La Cassazione: è responsabile anche il gestore dalla pagina web

Con una recente sentenza (Sez. V, n. 54946/16), però, la Cassazione ha capovolto queste conclusioni, riconoscendo la responsabilità penale del gestore di un sito per non aver provveduto a rimuovere un post diffamatorio. La Suprema Corte, con poche e taglienti parole, afferma che il fondamento dell’addebito sta «nell’aver l’imputato mantenuto consapevolmente l’articolo sul sito, consentendo che lo stesso esercitasse l’efficacia diffamatoria […]», dal momento in cui ne apprendeva l’esistenza fino al momento in cui veniva eseguito il sequestro preventivo del sito.

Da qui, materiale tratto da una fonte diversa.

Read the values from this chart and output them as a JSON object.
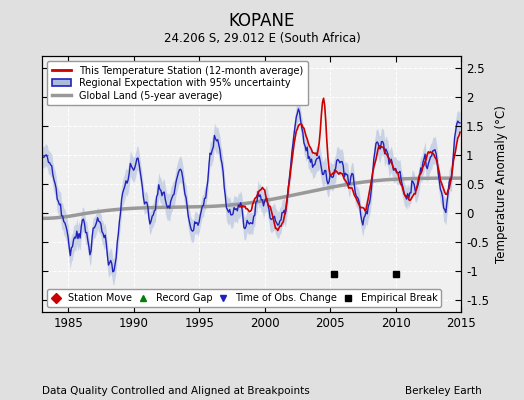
{
  "title": "KOPANE",
  "subtitle": "24.206 S, 29.012 E (South Africa)",
  "ylabel": "Temperature Anomaly (°C)",
  "xlim": [
    1983,
    2015
  ],
  "ylim": [
    -1.7,
    2.7
  ],
  "yticks": [
    -1.5,
    -1.0,
    -0.5,
    0.0,
    0.5,
    1.0,
    1.5,
    2.0,
    2.5
  ],
  "xticks": [
    1985,
    1990,
    1995,
    2000,
    2005,
    2010,
    2015
  ],
  "background_color": "#e0e0e0",
  "plot_bg_color": "#f0f0f0",
  "station_color": "#cc0000",
  "regional_color": "#2222bb",
  "regional_fill_color": "#aabbdd",
  "global_color": "#999999",
  "empirical_breaks": [
    2005.3,
    2010.0
  ],
  "time_of_obs": [],
  "footer_left": "Data Quality Controlled and Aligned at Breakpoints",
  "footer_right": "Berkeley Earth"
}
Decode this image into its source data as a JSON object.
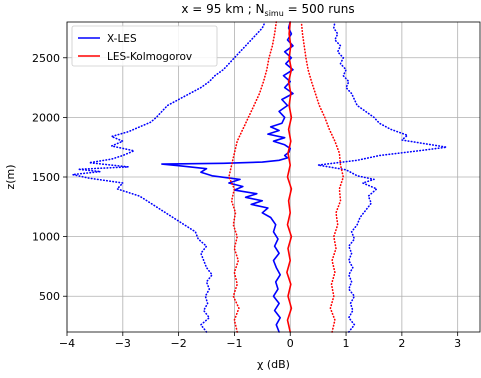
{
  "chart_data": {
    "type": "line",
    "title_pre": "x = 95 km ; N",
    "title_sub": "simu",
    "title_post": " = 500 runs",
    "xlabel": "χ (dB)",
    "ylabel": "z(m)",
    "xlim": [
      -4,
      3.4
    ],
    "ylim": [
      200,
      2800
    ],
    "xticks": [
      "-4",
      "-3",
      "-2",
      "-1",
      "0",
      "1",
      "2",
      "3"
    ],
    "yticks": [
      "500",
      "1000",
      "1500",
      "2000",
      "2500"
    ],
    "grid": true,
    "legend_position": "top-left",
    "legend": [
      "X-LES",
      "LES-Kolmogorov"
    ],
    "colors": {
      "X-LES": "#0000ff",
      "LES-Kolmogorov": "#ff0000"
    },
    "series": [
      {
        "name": "X-LES",
        "style": "solid",
        "color": "#0000ff",
        "points": [
          [
            -0.2,
            200
          ],
          [
            -0.25,
            260
          ],
          [
            -0.18,
            320
          ],
          [
            -0.28,
            380
          ],
          [
            -0.2,
            440
          ],
          [
            -0.3,
            500
          ],
          [
            -0.22,
            560
          ],
          [
            -0.26,
            620
          ],
          [
            -0.18,
            680
          ],
          [
            -0.25,
            740
          ],
          [
            -0.3,
            800
          ],
          [
            -0.2,
            860
          ],
          [
            -0.28,
            920
          ],
          [
            -0.22,
            980
          ],
          [
            -0.3,
            1040
          ],
          [
            -0.26,
            1100
          ],
          [
            -0.35,
            1160
          ],
          [
            -0.5,
            1200
          ],
          [
            -0.4,
            1240
          ],
          [
            -0.7,
            1270
          ],
          [
            -0.5,
            1300
          ],
          [
            -0.8,
            1330
          ],
          [
            -0.6,
            1360
          ],
          [
            -1.0,
            1390
          ],
          [
            -0.85,
            1420
          ],
          [
            -1.1,
            1450
          ],
          [
            -0.9,
            1480
          ],
          [
            -1.4,
            1510
          ],
          [
            -1.6,
            1540
          ],
          [
            -1.5,
            1570
          ],
          [
            -2.0,
            1595
          ],
          [
            -2.3,
            1608
          ],
          [
            -1.2,
            1615
          ],
          [
            -0.5,
            1625
          ],
          [
            -0.2,
            1640
          ],
          [
            -0.05,
            1660
          ],
          [
            -0.1,
            1680
          ],
          [
            -0.02,
            1710
          ],
          [
            0.0,
            1740
          ],
          [
            -0.1,
            1770
          ],
          [
            -0.3,
            1800
          ],
          [
            -0.1,
            1830
          ],
          [
            -0.4,
            1860
          ],
          [
            -0.2,
            1890
          ],
          [
            -0.35,
            1920
          ],
          [
            -0.15,
            1950
          ],
          [
            -0.1,
            2000
          ],
          [
            -0.2,
            2050
          ],
          [
            -0.05,
            2100
          ],
          [
            -0.15,
            2150
          ],
          [
            0.05,
            2200
          ],
          [
            -0.1,
            2250
          ],
          [
            0.0,
            2300
          ],
          [
            -0.12,
            2350
          ],
          [
            0.05,
            2400
          ],
          [
            -0.08,
            2450
          ],
          [
            0.02,
            2500
          ],
          [
            -0.1,
            2550
          ],
          [
            0.05,
            2600
          ],
          [
            -0.05,
            2650
          ],
          [
            0.02,
            2700
          ],
          [
            -0.03,
            2750
          ],
          [
            0.0,
            2800
          ]
        ]
      },
      {
        "name": "X-LES lower bound",
        "style": "dotted",
        "color": "#0000ff",
        "points": [
          [
            -1.5,
            200
          ],
          [
            -1.6,
            260
          ],
          [
            -1.45,
            320
          ],
          [
            -1.55,
            380
          ],
          [
            -1.48,
            440
          ],
          [
            -1.52,
            500
          ],
          [
            -1.45,
            560
          ],
          [
            -1.5,
            620
          ],
          [
            -1.4,
            680
          ],
          [
            -1.5,
            740
          ],
          [
            -1.55,
            800
          ],
          [
            -1.6,
            860
          ],
          [
            -1.5,
            920
          ],
          [
            -1.65,
            980
          ],
          [
            -1.7,
            1040
          ],
          [
            -1.9,
            1100
          ],
          [
            -2.1,
            1160
          ],
          [
            -2.3,
            1220
          ],
          [
            -2.5,
            1280
          ],
          [
            -2.7,
            1340
          ],
          [
            -3.1,
            1400
          ],
          [
            -3.0,
            1450
          ],
          [
            -3.6,
            1490
          ],
          [
            -3.9,
            1520
          ],
          [
            -3.4,
            1545
          ],
          [
            -3.8,
            1565
          ],
          [
            -2.9,
            1585
          ],
          [
            -3.2,
            1600
          ],
          [
            -3.6,
            1620
          ],
          [
            -3.2,
            1650
          ],
          [
            -3.0,
            1680
          ],
          [
            -2.8,
            1720
          ],
          [
            -3.2,
            1760
          ],
          [
            -3.0,
            1800
          ],
          [
            -3.2,
            1840
          ],
          [
            -2.9,
            1880
          ],
          [
            -2.7,
            1920
          ],
          [
            -2.5,
            1960
          ],
          [
            -2.4,
            2000
          ],
          [
            -2.3,
            2050
          ],
          [
            -2.2,
            2100
          ],
          [
            -2.0,
            2150
          ],
          [
            -1.8,
            2200
          ],
          [
            -1.6,
            2250
          ],
          [
            -1.45,
            2300
          ],
          [
            -1.35,
            2350
          ],
          [
            -1.2,
            2400
          ],
          [
            -1.1,
            2450
          ],
          [
            -1.0,
            2500
          ],
          [
            -0.9,
            2550
          ],
          [
            -0.8,
            2600
          ],
          [
            -0.7,
            2650
          ],
          [
            -0.6,
            2700
          ],
          [
            -0.5,
            2750
          ],
          [
            -0.45,
            2800
          ]
        ]
      },
      {
        "name": "X-LES upper bound",
        "style": "dotted",
        "color": "#0000ff",
        "points": [
          [
            1.05,
            200
          ],
          [
            1.15,
            260
          ],
          [
            1.05,
            320
          ],
          [
            1.12,
            380
          ],
          [
            1.08,
            440
          ],
          [
            1.15,
            500
          ],
          [
            1.05,
            560
          ],
          [
            1.1,
            620
          ],
          [
            1.05,
            680
          ],
          [
            1.12,
            740
          ],
          [
            1.05,
            800
          ],
          [
            1.1,
            860
          ],
          [
            1.05,
            920
          ],
          [
            1.15,
            980
          ],
          [
            1.1,
            1040
          ],
          [
            1.2,
            1100
          ],
          [
            1.25,
            1160
          ],
          [
            1.35,
            1220
          ],
          [
            1.45,
            1280
          ],
          [
            1.4,
            1340
          ],
          [
            1.55,
            1400
          ],
          [
            1.3,
            1450
          ],
          [
            1.5,
            1480
          ],
          [
            1.2,
            1510
          ],
          [
            1.0,
            1560
          ],
          [
            0.5,
            1600
          ],
          [
            1.2,
            1640
          ],
          [
            1.6,
            1680
          ],
          [
            2.3,
            1720
          ],
          [
            2.8,
            1750
          ],
          [
            2.4,
            1780
          ],
          [
            2.0,
            1810
          ],
          [
            2.1,
            1850
          ],
          [
            1.8,
            1900
          ],
          [
            1.6,
            1950
          ],
          [
            1.5,
            2000
          ],
          [
            1.35,
            2050
          ],
          [
            1.2,
            2100
          ],
          [
            1.15,
            2150
          ],
          [
            1.1,
            2200
          ],
          [
            1.0,
            2250
          ],
          [
            1.05,
            2300
          ],
          [
            0.95,
            2350
          ],
          [
            1.0,
            2400
          ],
          [
            0.9,
            2450
          ],
          [
            0.95,
            2500
          ],
          [
            0.85,
            2550
          ],
          [
            0.9,
            2600
          ],
          [
            0.8,
            2650
          ],
          [
            0.85,
            2700
          ],
          [
            0.78,
            2750
          ],
          [
            0.8,
            2800
          ]
        ]
      },
      {
        "name": "LES-Kolmogorov",
        "style": "solid",
        "color": "#ff0000",
        "points": [
          [
            0.0,
            200
          ],
          [
            -0.05,
            300
          ],
          [
            0.02,
            400
          ],
          [
            -0.04,
            500
          ],
          [
            0.01,
            600
          ],
          [
            -0.06,
            700
          ],
          [
            0.0,
            800
          ],
          [
            -0.04,
            900
          ],
          [
            0.02,
            1000
          ],
          [
            -0.05,
            1100
          ],
          [
            0.0,
            1200
          ],
          [
            -0.03,
            1300
          ],
          [
            0.02,
            1400
          ],
          [
            -0.05,
            1500
          ],
          [
            0.0,
            1600
          ],
          [
            -0.04,
            1700
          ],
          [
            0.01,
            1800
          ],
          [
            -0.03,
            1900
          ],
          [
            0.02,
            2000
          ],
          [
            -0.02,
            2100
          ],
          [
            0.01,
            2200
          ],
          [
            -0.03,
            2300
          ],
          [
            0.02,
            2400
          ],
          [
            -0.02,
            2500
          ],
          [
            0.01,
            2600
          ],
          [
            -0.02,
            2700
          ],
          [
            0.0,
            2800
          ]
        ]
      },
      {
        "name": "LES-Kolmogorov lower bound",
        "style": "dotted",
        "color": "#ff0000",
        "points": [
          [
            -0.95,
            200
          ],
          [
            -1.0,
            300
          ],
          [
            -0.92,
            400
          ],
          [
            -1.02,
            500
          ],
          [
            -0.95,
            600
          ],
          [
            -1.0,
            700
          ],
          [
            -0.93,
            800
          ],
          [
            -1.0,
            900
          ],
          [
            -0.95,
            1000
          ],
          [
            -1.02,
            1100
          ],
          [
            -0.98,
            1200
          ],
          [
            -1.05,
            1300
          ],
          [
            -1.0,
            1400
          ],
          [
            -1.1,
            1500
          ],
          [
            -1.05,
            1600
          ],
          [
            -1.0,
            1700
          ],
          [
            -0.95,
            1800
          ],
          [
            -0.85,
            1900
          ],
          [
            -0.75,
            2000
          ],
          [
            -0.65,
            2100
          ],
          [
            -0.55,
            2200
          ],
          [
            -0.48,
            2300
          ],
          [
            -0.42,
            2400
          ],
          [
            -0.38,
            2500
          ],
          [
            -0.32,
            2600
          ],
          [
            -0.28,
            2700
          ],
          [
            -0.25,
            2800
          ]
        ]
      },
      {
        "name": "LES-Kolmogorov upper bound",
        "style": "dotted",
        "color": "#ff0000",
        "points": [
          [
            0.75,
            200
          ],
          [
            0.8,
            300
          ],
          [
            0.72,
            400
          ],
          [
            0.78,
            500
          ],
          [
            0.74,
            600
          ],
          [
            0.8,
            700
          ],
          [
            0.75,
            800
          ],
          [
            0.82,
            900
          ],
          [
            0.78,
            1000
          ],
          [
            0.85,
            1100
          ],
          [
            0.82,
            1200
          ],
          [
            0.9,
            1300
          ],
          [
            0.88,
            1400
          ],
          [
            0.95,
            1500
          ],
          [
            0.9,
            1600
          ],
          [
            0.88,
            1700
          ],
          [
            0.8,
            1800
          ],
          [
            0.7,
            1900
          ],
          [
            0.62,
            2000
          ],
          [
            0.52,
            2100
          ],
          [
            0.45,
            2200
          ],
          [
            0.38,
            2300
          ],
          [
            0.32,
            2400
          ],
          [
            0.28,
            2500
          ],
          [
            0.25,
            2600
          ],
          [
            0.22,
            2700
          ],
          [
            0.2,
            2800
          ]
        ]
      }
    ]
  }
}
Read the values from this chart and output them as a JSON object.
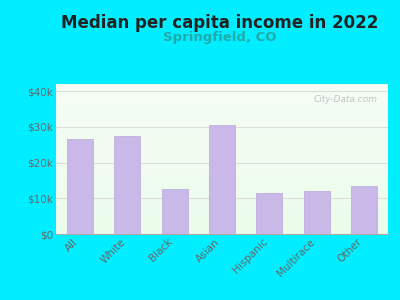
{
  "title": "Median per capita income in 2022",
  "subtitle": "Springfield, CO",
  "categories": [
    "All",
    "White",
    "Black",
    "Asian",
    "Hispanic",
    "Multirace",
    "Other"
  ],
  "values": [
    26500,
    27500,
    12500,
    30500,
    11500,
    12000,
    13500
  ],
  "bar_color": "#c9b8e8",
  "bar_edge_color": "#b8a8d8",
  "title_fontsize": 12,
  "subtitle_fontsize": 9.5,
  "subtitle_color": "#22aaaa",
  "title_color": "#222222",
  "background_color": "#00eeff",
  "ylim": [
    0,
    42000
  ],
  "yticks": [
    0,
    10000,
    20000,
    30000,
    40000
  ],
  "ytick_labels": [
    "$0",
    "$10k",
    "$20k",
    "$30k",
    "$40k"
  ],
  "watermark": "City-Data.com",
  "grid_color": "#dddddd",
  "axis_color": "#aaaaaa"
}
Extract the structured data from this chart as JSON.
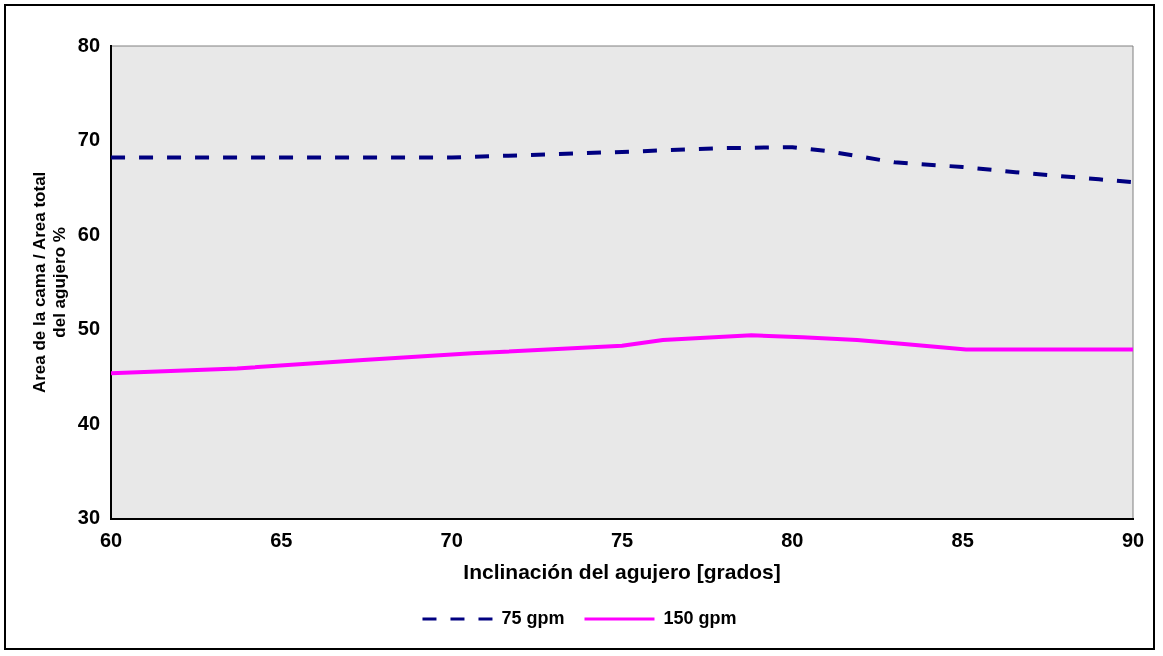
{
  "chart_data": {
    "type": "line",
    "xlabel": "Inclinación del agujero [grados]",
    "ylabel": "Area de la cama / Area total del agujero %",
    "xlim": [
      60,
      90
    ],
    "xticks": [
      60,
      65,
      70,
      75,
      80,
      85,
      90
    ],
    "ylim": [
      30,
      80
    ],
    "yticks": [
      30,
      40,
      50,
      60,
      70,
      80
    ],
    "grid": false,
    "legend": "bottom",
    "marker": "none",
    "series": [
      {
        "name": "75 gpm",
        "color": "#000080",
        "line_style": "dashed",
        "x": [
          60,
          70,
          75,
          78,
          80,
          81,
          83,
          85,
          87,
          89,
          90
        ],
        "values": [
          68.2,
          68.2,
          68.8,
          69.2,
          69.3,
          68.9,
          67.7,
          67.2,
          66.5,
          65.9,
          65.6
        ]
      },
      {
        "name": "150 gpm",
        "color": "#ff00ff",
        "line_style": "solid",
        "x": [
          60,
          63.7,
          67.4,
          70.6,
          75,
          76.2,
          78.8,
          80.3,
          81.9,
          83.2,
          85.1,
          90
        ],
        "values": [
          45.4,
          45.9,
          46.8,
          47.5,
          48.3,
          48.9,
          49.4,
          49.2,
          48.9,
          48.5,
          47.9,
          47.9
        ]
      }
    ]
  }
}
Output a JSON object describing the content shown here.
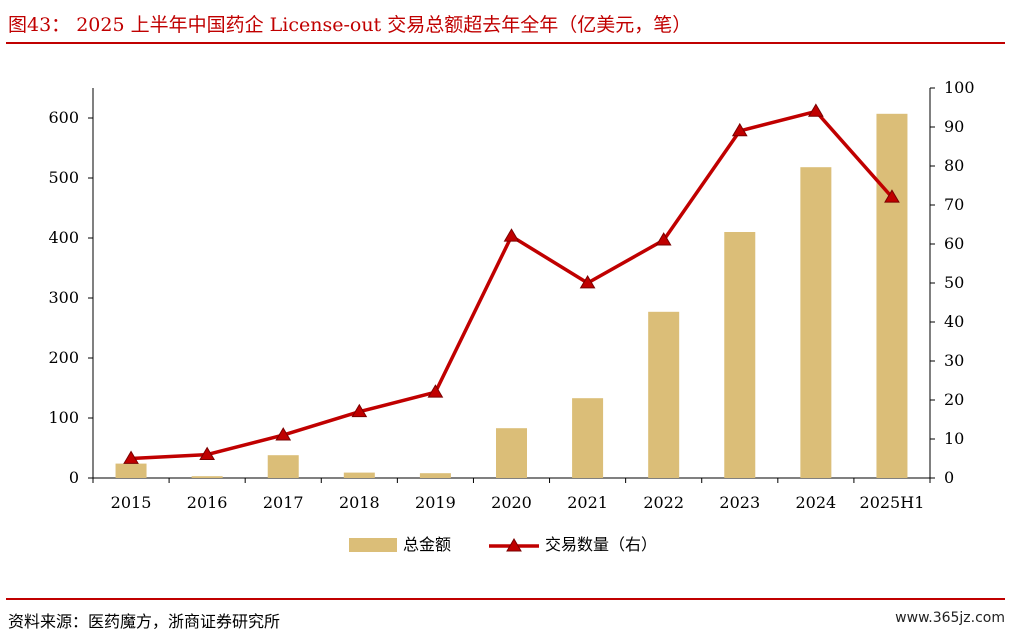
{
  "title": "图43：  2025 上半年中国药企 License-out 交易总额超去年全年（亿美元，笔）",
  "source": "资料来源：医药魔方，浙商证券研究所",
  "watermark": "www.365jz.com",
  "colors": {
    "bar": "#dbbe78",
    "line": "#c00000",
    "marker": "#c00000",
    "accent": "#c00000"
  },
  "chart_data": {
    "type": "bar",
    "categories": [
      "2015",
      "2016",
      "2017",
      "2018",
      "2019",
      "2020",
      "2021",
      "2022",
      "2023",
      "2024",
      "2025H1"
    ],
    "series": [
      {
        "name": "总金额",
        "type": "bar",
        "axis": "left",
        "values": [
          24,
          3,
          38,
          9,
          8,
          83,
          133,
          277,
          410,
          518,
          607
        ]
      },
      {
        "name": "交易数量（右）",
        "type": "line",
        "axis": "right",
        "values": [
          5,
          6,
          11,
          17,
          22,
          62,
          50,
          61,
          89,
          94,
          72
        ]
      }
    ],
    "yleft": {
      "min": 0,
      "max": 650,
      "ticks": [
        0,
        100,
        200,
        300,
        400,
        500,
        600
      ]
    },
    "yright": {
      "min": 0,
      "max": 100,
      "ticks": [
        0,
        10,
        20,
        30,
        40,
        50,
        60,
        70,
        80,
        90,
        100
      ]
    },
    "legend_position": "bottom-center",
    "grid": false
  }
}
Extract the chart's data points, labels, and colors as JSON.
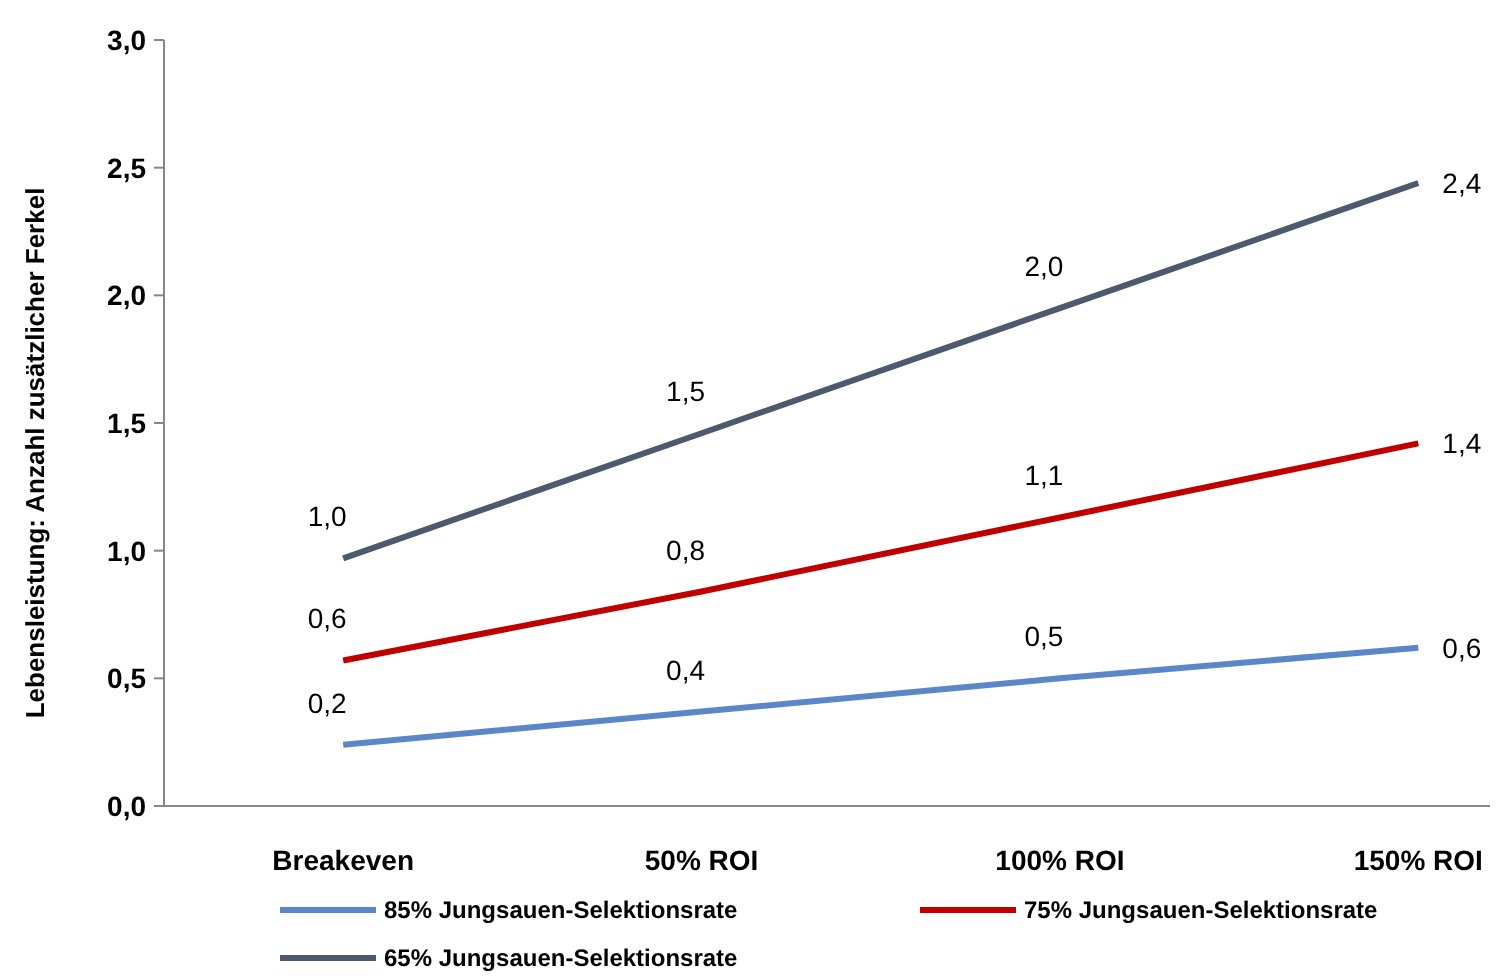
{
  "chart_data": {
    "type": "line",
    "ylabel": "Lebensleistung: Anzahl zusätzlicher Ferkel",
    "categories": [
      "Breakeven",
      "50% ROI",
      "100% ROI",
      "150% ROI"
    ],
    "series": [
      {
        "name": "85% Jungsauen-Selektionsrate",
        "color": "#5b87c9",
        "values": [
          0.24,
          0.37,
          0.5,
          0.62
        ],
        "value_labels": [
          "0,2",
          "0,4",
          "0,5",
          "0,6"
        ]
      },
      {
        "name": "75% Jungsauen-Selektionsrate",
        "color": "#c00000",
        "values": [
          0.57,
          0.84,
          1.13,
          1.42
        ],
        "value_labels": [
          "0,6",
          "0,8",
          "1,1",
          "1,4"
        ]
      },
      {
        "name": "65% Jungsauen-Selektionsrate",
        "color": "#4d5a6e",
        "values": [
          0.97,
          1.46,
          1.95,
          2.44
        ],
        "value_labels": [
          "1,0",
          "1,5",
          "2,0",
          "2,4"
        ]
      }
    ],
    "ylim": [
      0,
      3
    ],
    "yticks": [
      {
        "value": 0,
        "label": "0,0"
      },
      {
        "value": 0.5,
        "label": "0,5"
      },
      {
        "value": 1,
        "label": "1,0"
      },
      {
        "value": 1.5,
        "label": "1,5"
      },
      {
        "value": 2,
        "label": "2,0"
      },
      {
        "value": 2.5,
        "label": "2,5"
      },
      {
        "value": 3,
        "label": "3,0"
      }
    ],
    "grid": false,
    "legend": "bottom",
    "marker": "none",
    "line_style": "solid"
  }
}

Si tratta di una impostazione che desta molte perplessità: la Cassazione, infatti, anzitutto non chiarisce in virtù di quale norma era imposto al gestore di rimuovere il post, risolvendosi questo dovere in un assunto quasi tautologico. Ancora, questo dovere di rimozione viene fatto coincidere temporalmente con la semplice conoscenza della diffamazione e non – come avviene invece per l’ISP – con il mancato rispetto dell’ordine di rimozione emesso da una Autorità.

Inoltre, la responsabilità viene riconosciuta a titolo di concorso con l’autore, ma ciò è giuridicamente piuttosto singolare in quanto non v’è alcun accordo a monte, ma solo una omissione ex post (mancata rimozione del contenuto).

Pure va precisato che l’orientamento in questione, operando di fatto l’assimilazione di chiunque gestisca una pagina web sulla quale è possibile pubblicare commenti alla figura (e alle responsabilità) del direttore responsabilestride con altre recenti pronunce in materia di responsabilità di giornali online&blog in cui si era ribadita l’impossibilità di estendere a soggetti diversi dalla carta stampata la disciplina di cui all’art. 57 c.p. 

Peraltro, se si traessero le dovute conclusioni da questa impostazione, si giungerebbe all’allarmante risultato per cui ogni sito dotato di un sistema di moderazione dei commenti potrebbe automaticamente essere ritenuto responsabile in caso di accertata diffamatorietà dei contenuti pubblicati: il fatto stesso di averli moderati, infatti, varrebbe come indice di conoscenza della connotazione diffamatoria e quindi fonderebbe una responsabilità penale a titolo di concorso.

Si tratta, quindi, di un orientamento quantomai problematico e che è auspicabile venga superato. Non si può comunque escludere, però, che al contrario tale soluzione riscuota consensi presso i Tribunali e le Corti di merito, nel qual caso avranno probabilmente vita dura i gestori di pagine web aperte alle interazioni dei lettori.